Combinations	Heterosis (Ht)*	Heterobeltiosis (Hbt)	% of individuals showing**
			Ht	Hbt
Ayva B-35 × Quince A	11.70 a	1.45	88.67	57.54
Quince A × Ayva B-35	13.54 a	3.12	100	80.00
Zeybek 35 × Ayva B-35	−2.82 b	−4.20	50.00	35.71
Ege 2 × Ege 25	7.86 ab	6.72	83.33	83.33

Ht and Hbt were determined with resistance levels (RL) that obtained SI values with given Formula 1.

Mean separation within rows by LSD test (p < 0.05).

**Hybrids showing Ht and Hbt is being given as a percentage for each combination.
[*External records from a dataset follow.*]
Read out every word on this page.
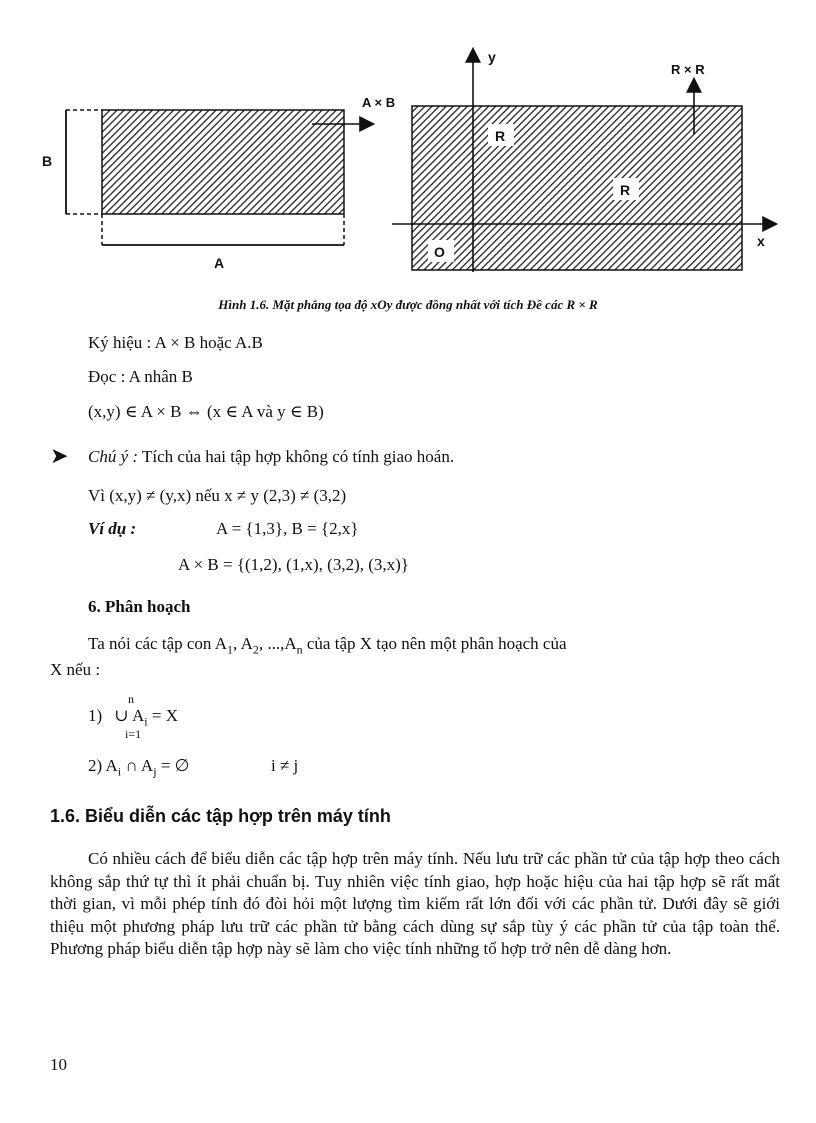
B
A
A × B
y
x
O
R
R
R × R
Hình 1.6. Mặt phẳng tọa độ xOy được đồng nhất với tích Đề các R × R
Ký hiệu : A × B hoặc A.B
Đọc : A nhân B
(x,y) ∈ A × B ⇔ (x ∈ A và y ∈ B)
➤ Chú ý : Tích của hai tập hợp không có tính giao hoán.
Vì (x,y) ≠ (y,x) nếu x ≠ y (2,3) ≠ (3,2)
Ví dụ :	A = {1,3}, B = {2,x}
A × B = {(1,2), (1,x), (3,2), (3,x)}
6. Phân hoạch
Ta nói các tập con $A_1$, $A_2$, $...,A_n$ của tập X tạo nên một phân hoạch của
X nếu :
n
1) ∪ $A_i = X$
i=1
2) $A_i$ ∩ $A_j$ = ∅	i ≠ j
1.6. Biểu diễn các tập hợp trên máy tính

Có nhiều cách để biểu diễn các tập hợp trên máy tính. Nếu lưu trữ các phần tử của tập hợp theo cách không sắp thứ tự thì ít phải chuẩn bị. Tuy nhiên việc tính giao, hợp hoặc hiệu của hai tập hợp sẽ rất mất thời gian, vì mỗi phép tính đó đòi hỏi một lượng tìm kiếm rất lớn đối với các phần tử. Dưới đây sẽ giới thiệu một phương pháp lưu trữ các phần tử bằng cách dùng sự sắp tùy ý các phần tử của tập toàn thể. Phương pháp biểu diễn tập hợp này sẽ làm cho việc tính những tổ hợp trở nên dễ dàng hơn.

10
Studies on heterosis and heterobeltiosis in fruit species are limited and generally used for quantitative characteristics and disease resistance (Cardoso et al., 2014; Liu et al., 2019; Marin et al., 2006; Vivas et al., 2014). There is no study on fire blight resistance about genetic pattern in quince. The observed positive heterosis and heterobeltiosis for fire blight resistance could be a breeding advantage. By the way conducting such studies in this polygenic disease may contribute to achievement of more resistant hybrids for example, in more extensive hybridization studies for fire blight resistant rootstock breeding, it will be possible to obtain hybrids with very high resistance by planning more individuals from Quince A × Ayva B-35 combination that have high heterosis rate.

Conclusion

This study is the first study on controlled hybridization and heredity process of fire blight conducted on quince. It was concluded that heredity of fire blight is recessive and using resistant male parent in crossbreeding could be more effective than female parent on transferring resistance to hybrids. The presence of hybrids that are resistant to fire blight is important and they could be used as registered variety or genitor. The observed positive heterosis and heterobeltiosis for fire blight resistance give an information and could be a breeding advantage to get higher resistant hybrids. On the other hand, open-pollination is an easy and economical way for breeders in terms of obtaining resistance hybrids if the orchard has resistant pollinators.

Additional information

Funding

This research was carried out as a preliminary study within the scope of “Fire Blight Tolerant Quince Breeding Project (Project number: TAGEM/BBAD/16/A08/P03/04)” that was funded by the Republic of Turkey Ministry of Agriculture and Forestry General Directorate of Agricultural Research and Policies.